What Is Sermorelin?

Creator: OPTML
Published: 2026-04-29

GHRH Peptide Therapy · Last reviewed by the OPTML clinical team on April 29, 2026

Quick answer

Sermorelin acetate is a 29-amino-acid synthetic analog of growth-hormone-releasing hormone (GHRH). It binds the GHRH receptor on the anterior pituitary, stimulating endogenous growth hormone (GH) release in pulsatile, physiologic bursts. Unlike exogenous human growth hormone (HGH/somatropin), sermorelin preserves the pituitary feedback loop and does not produce supraphysiologic GH spikes. Originally FDA-approved in the 1990s as Geref for diagnostic use, it is now primarily prescribed by compounding pharmacies as a peptide therapy for adults with declining GH/IGF-1.
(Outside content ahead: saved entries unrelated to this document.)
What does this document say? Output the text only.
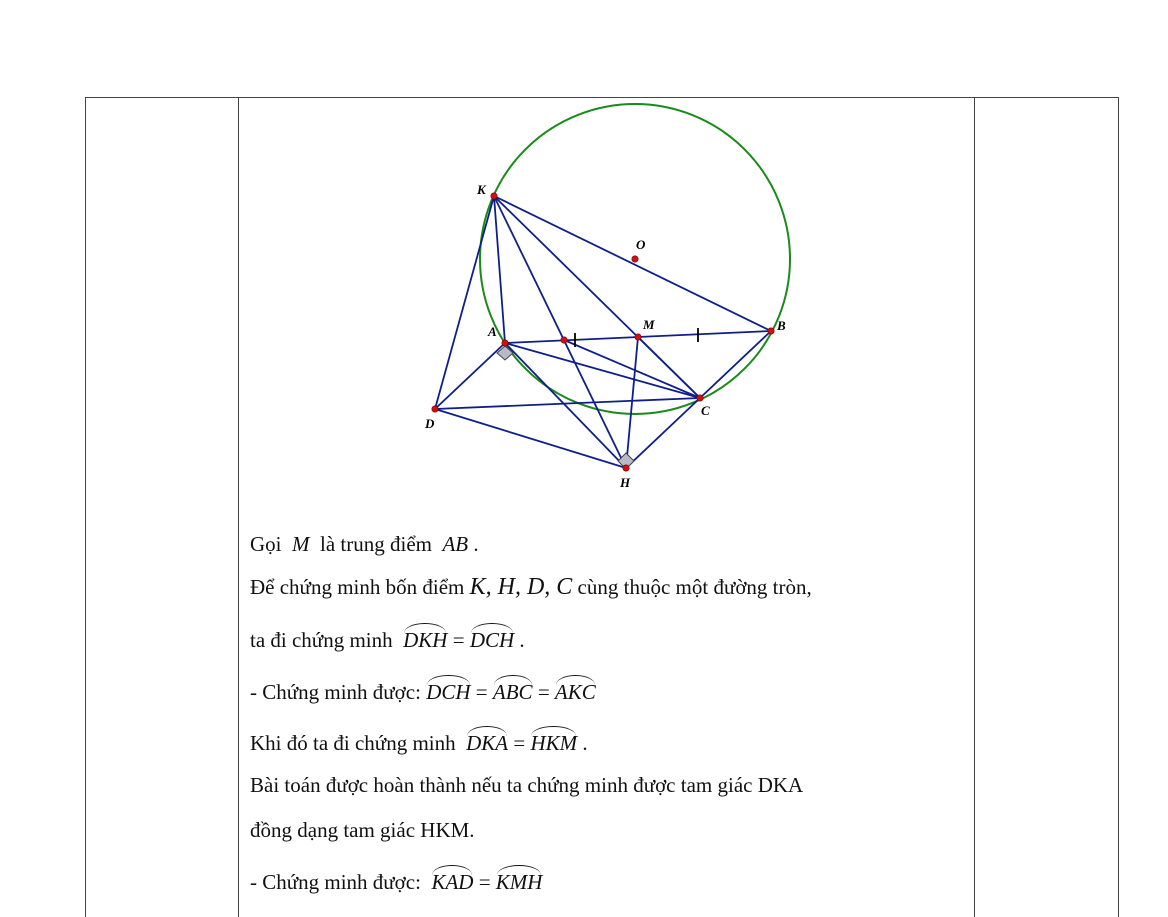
K
O
A	M	B
C
D
H
Gọi M là trung điểm AB .
Để chứng minh bốn điểm K, H, D, C cùng thuộc một đường tròn,
ta đi chứng minh DKH = DCH .
- Chứng minh được: DCH = ABC = AKC
Khi đó ta đi chứng minh DKA = HKM .
Bài toán được hoàn thành nếu ta chứng minh được tam giác DKA
đồng dạng tam giác HKM.
- Chứng minh được: KAD = KMH
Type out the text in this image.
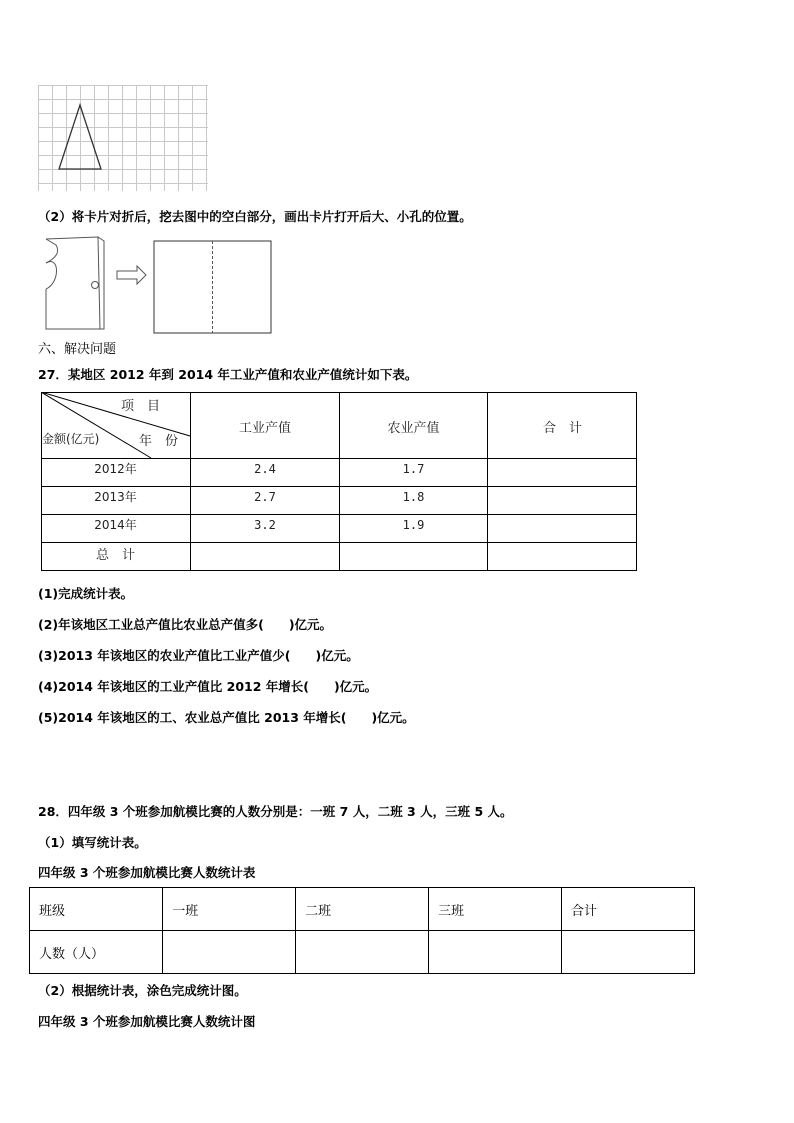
（2）将卡片对折后，挖去图中的空白部分，画出卡片打开后大、小孔的位置。
六、解决问题
27．某地区 2012 年到 2014 年工业产值和农业产值统计如下表。
项　目
年　份
金额(亿元)
工业产值	农业产值	合　计
2012年	2.4	1.7
2013年	2.7	1.8
2014年	3.2	1.9
总　计
(1)完成统计表。
(2)年该地区工业总产值比农业总产值多(　　)亿元。
(3)2013 年该地区的农业产值比工业产值少(　　)亿元。
(4)2014 年该地区的工业产值比 2012 年增长(　　)亿元。
(5)2014 年该地区的工、农业总产值比 2013 年增长(　　)亿元。
28．四年级 3 个班参加航模比赛的人数分别是：一班 7 人，二班 3 人，三班 5 人。
（1）填写统计表。
四年级 3 个班参加航模比赛人数统计表
班级	一班	二班	三班	合计
人数（人）				
（2）根据统计表，涂色完成统计图。
四年级 3 个班参加航模比赛人数统计图
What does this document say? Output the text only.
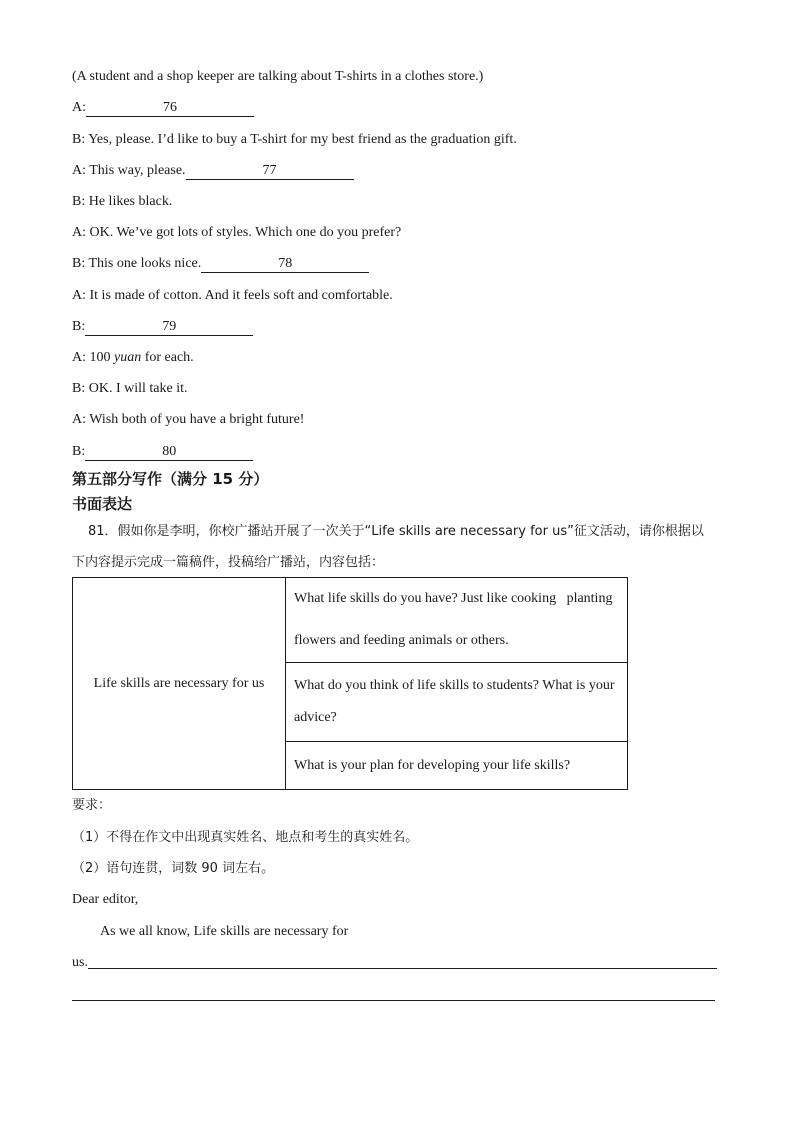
(A student and a shop keeper are talking about T-shirts in a clothes store.)
A:	76
B: Yes, please. I’d like to buy a T-shirt for my best friend as the graduation gift.
A: This way, please.	77
B: He likes black.
A: OK. We’ve got lots of styles. Which one do you prefer?
B: This one looks nice.	78
A: It is made of cotton. And it feels soft and comfortable.
B:	79
A: 100 yuan for each.
B: OK. I will take it.
A: Wish both of you have a bright future!
B:	80
第五部分写作（满分 15 分）
书面表达
81．假如你是李明，你校广播站开展了一次关于“Life skills are necessary for us”征文活动，请你根据以
下内容提示完成一篇稿件，投稿给广播站，内容包括：
Life skills are necessary for us	
What life skills do you have? Just like cooking   planting
flowers and feeding animals or others.

What do you think of life skills to students? What is your
advice?

What is your plan for developing your life skills?
要求：
（1）不得在作文中出现真实姓名、地点和考生的真实姓名。
（2）语句连贯，词数 90 词左右。
Dear editor,
As we all know, Life skills are necessary for
us.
Indications and Common Uses

Sermorelin is used in adults with age-related decline in GH/IGF-1 (somatopause) where exogenous HGH is not indicated. Common goals:

Improved sleep quality (deeper slow-wave sleep, where most natural GH is released).
Recovery from training and physical stress.
Body composition shifts (modest fat loss, lean mass support) over 3-6 months.
Subjective energy and cognitive clarity.
Skin and connective-tissue quality.

Mechanism

Sermorelin binds the GHRH receptor on somatotroph cells of the anterior pituitary, increasing intracellular cAMP and triggering GH release. Because the pituitary remains the regulator, GH release is pulsatile and subject to negative feedback from somatostatin and IGF-1, preserving the natural diurnal pattern. This is in contrast to:

Exogenous HGH (somatropin): bypasses the pituitary; produces sustained, supraphysiologic GH levels.

Typical Dosing

Parameter	Typical range
Dose	200-500 mcg subcutaneous
Frequency	5 nights/week, before bed (to align with natural GH pulse)
Cycle length	3-6 months on, periodic breaks
Lab monitoring	IGF-1 baseline and at 8-12 weeks; aim for upper-quartile age-adjusted range

Clinical Evidence

Sermorelin's strongest data is in pediatric GH deficiency, where it was used as both a diagnostic agent and treatment. In adults, controlled trials are limited but show:

Increased GH pulse amplitude and modest increases in IGF-1 (Walker RF et al., 1994).
Improvements in sleep architecture (slow-wave sleep) in older men (Vitiello MV et al., 2006).
Modest improvements in body composition over 6 months in older adults with low IGF-1.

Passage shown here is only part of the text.